TAIPEI (Taiwan News) — Despite the large amount of TSMC's newly announced US investment, an analyst said it would only comprise a small percentage of its production.
Kuo Ming-Chi (郭明錤), an analyst with TF International Securities, said on Tuesday that TSMC's NT$3.29 trillion (US$100 billion) plan to build five more facilities in the US was a “win-win negotiation,” per Medium. Kuo said that while TSMC's investment appears substantial, “the lack of details provides the flexibility for spending based on future conditions.”
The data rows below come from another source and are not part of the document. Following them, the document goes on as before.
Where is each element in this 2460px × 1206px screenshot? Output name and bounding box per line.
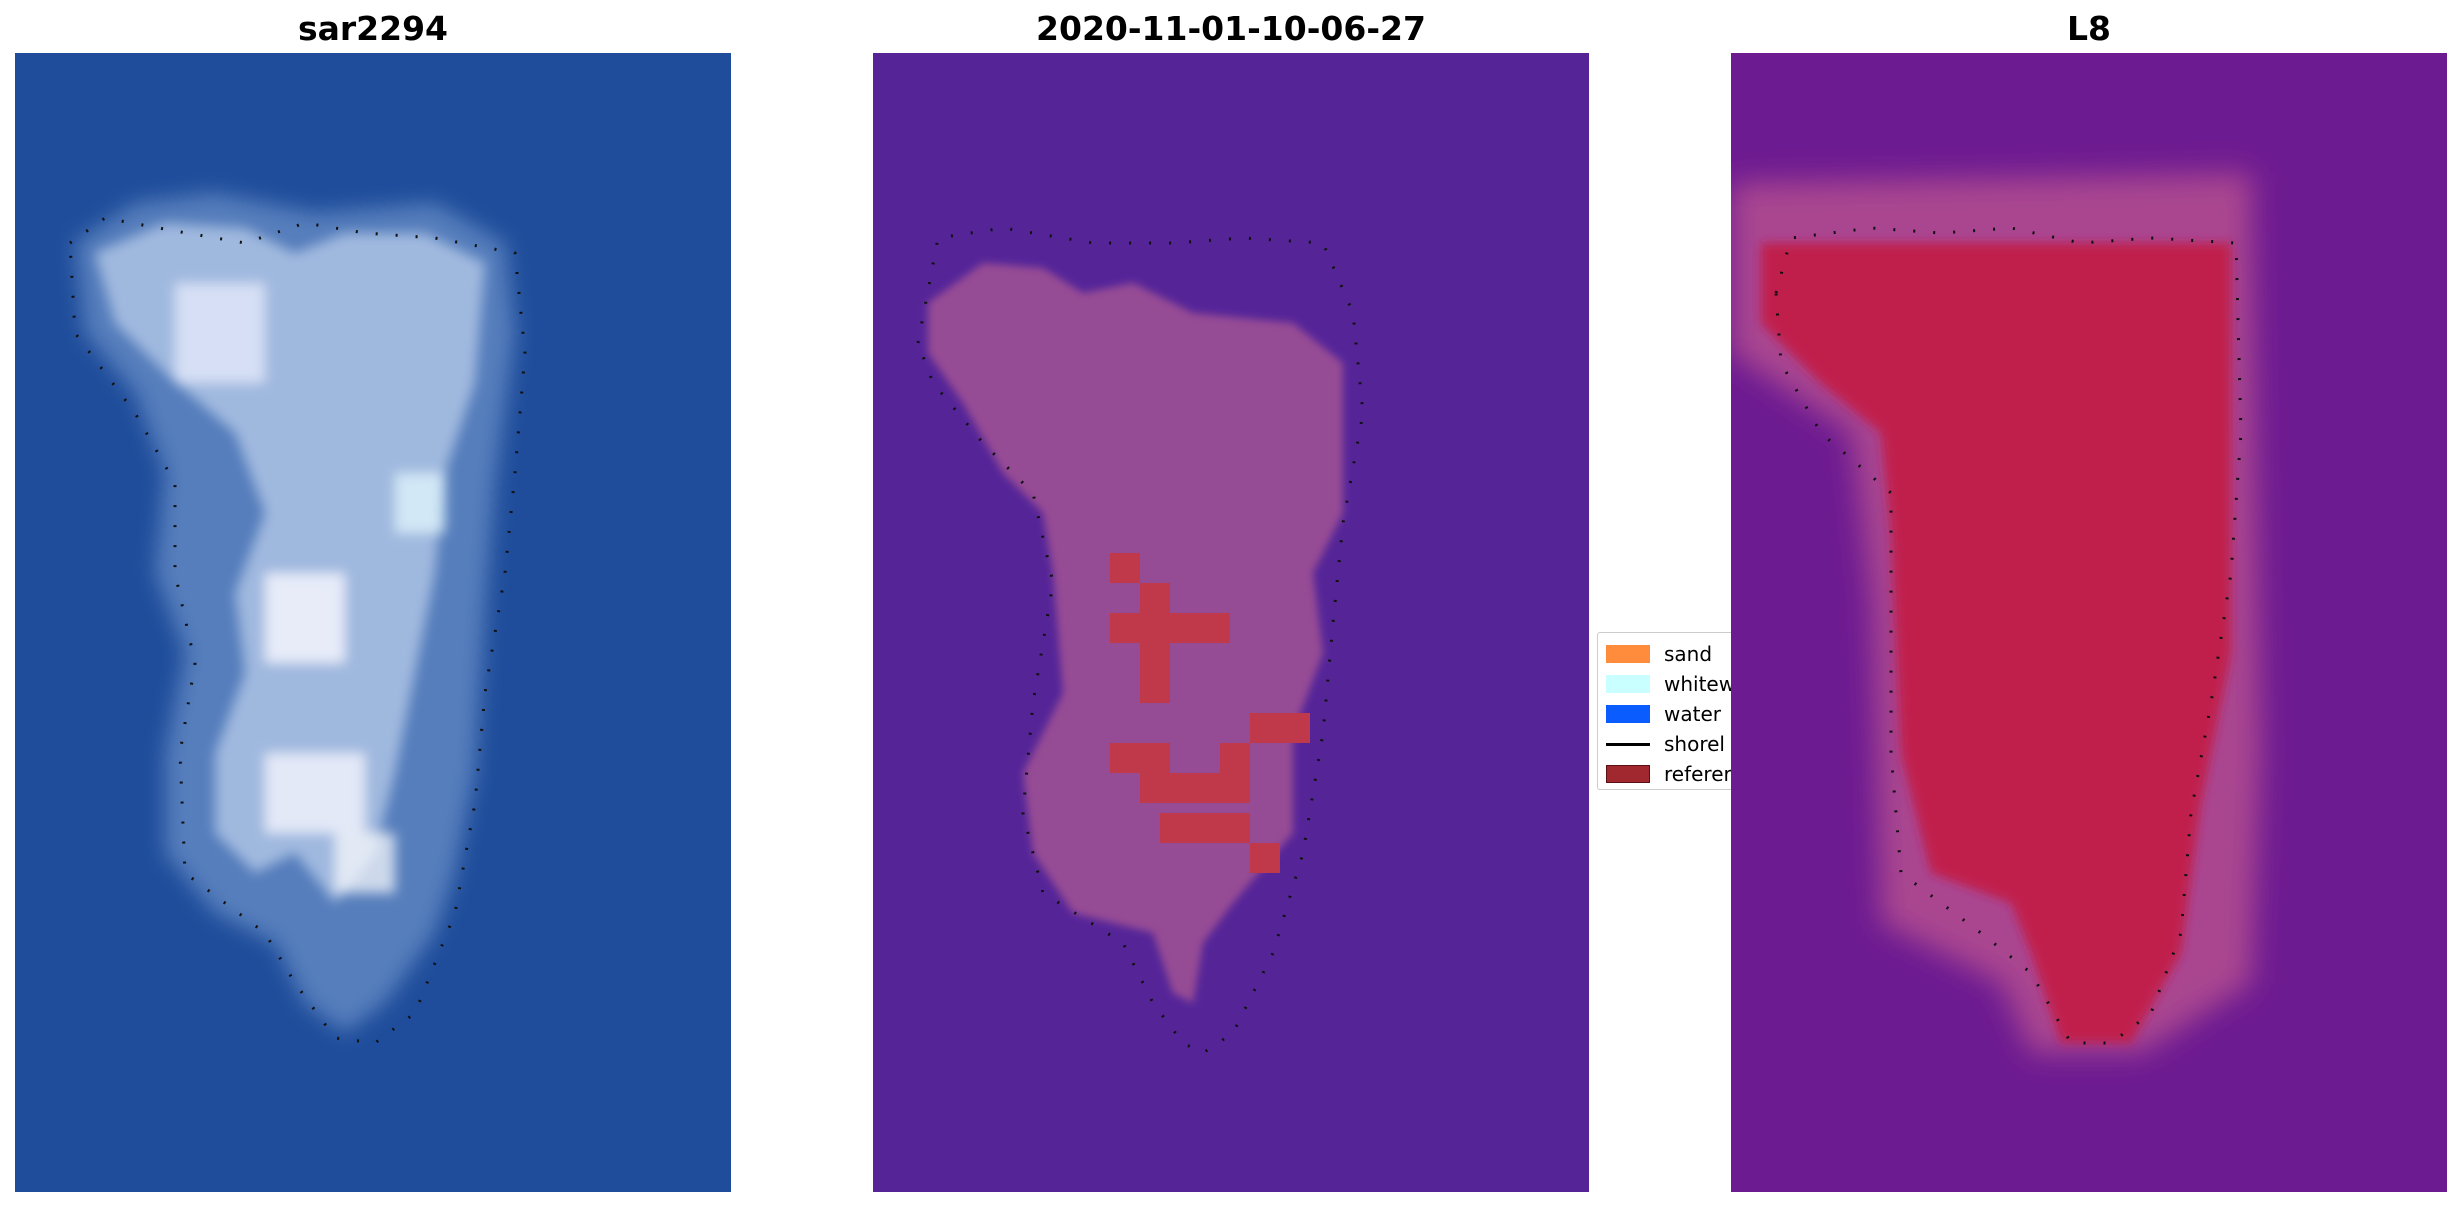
legend-label: water <box>1664 702 1721 726</box>
sar-bright-patch <box>395 473 445 533</box>
sar-island-core <box>95 223 485 903</box>
classified-reference-cells <box>1110 553 1310 873</box>
panel-title-sar: sar2294 <box>297 9 449 48</box>
l8-image <box>1731 53 2447 1192</box>
sar-image-panel <box>15 53 731 1192</box>
sar-image <box>15 53 731 1192</box>
sar-bright-patch <box>265 753 365 833</box>
legend-item-shoreline: shorel <box>1606 729 1725 759</box>
panel-title-date: 2020-11-01-10-06-27 <box>1036 9 1426 48</box>
l8-island-core <box>1761 243 2231 1043</box>
legend-item-whitewater: whitew <box>1606 669 1731 699</box>
sar-bright-patch <box>335 833 395 893</box>
legend-item-reference: referer <box>1606 759 1731 789</box>
legend-item-water: water <box>1606 699 1721 729</box>
classified-image <box>873 53 1589 1192</box>
legend: sand whitew water shorel referer <box>1597 632 1731 790</box>
legend-swatch-water <box>1606 705 1650 723</box>
legend-swatch-reference <box>1606 765 1650 783</box>
legend-label: whitew <box>1664 672 1731 696</box>
legend-swatch-sand <box>1606 645 1650 663</box>
sar-bright-patch <box>175 283 265 383</box>
legend-label: sand <box>1664 642 1713 666</box>
legend-line-shoreline <box>1606 742 1650 746</box>
legend-label: shorel <box>1664 732 1725 756</box>
legend-label: referer <box>1664 762 1731 786</box>
classified-image-panel <box>873 53 1589 1192</box>
l8-image-panel <box>1731 53 2447 1192</box>
sar-bright-patch <box>265 573 345 663</box>
legend-swatch-whitewater <box>1606 675 1650 693</box>
legend-item-sand: sand <box>1606 639 1712 669</box>
panel-title-l8: L8 <box>2067 9 2111 48</box>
He said the investment's ambiguity should soften the impact on TSMC’s profitability. He said that TSMC’s greatest challenge remains market demand and its ability to maintain its lead in advanced process technology.
Kuo estimated that TSMC’s US fabs will have an average gross margin of around 30% to 35%. Once fully operational, these fabs are expected to reduce TSMC’s overall gross margin by 1.5% to 2%.
To mitigate this negative impact, TSMC will further push its supply chain for cost reductions, Kuo said. While this will put considerable pressure on existing suppliers, it will also create opportunities for new suppliers.
In April 2024, TSMC announced plans to build a third fab in Arizona to produce 2nm chips, raising investments in the US to US$65 billion. On Monday, TSMC CEO C.C. Wei (魏哲家) said the firm will build three more chip fabs, two advanced packaging facilities, and an R&D center in Arizona, bringing total US investments to US$165 billion.
According to Kuo, even if TSMC completes all planned advanced-node fabs in the US, they will still account for only about 5% to 7% of the firm's global capacity. Kuo predicted that US customers will remain highly dependent on TSMC’s production capacity in Taiwan “for years.”
In addition, Kuo said the successful operation of TSMC’s US fabs in the coming years will still rely heavily on remote technical support from TSMC’s teams in Taiwan.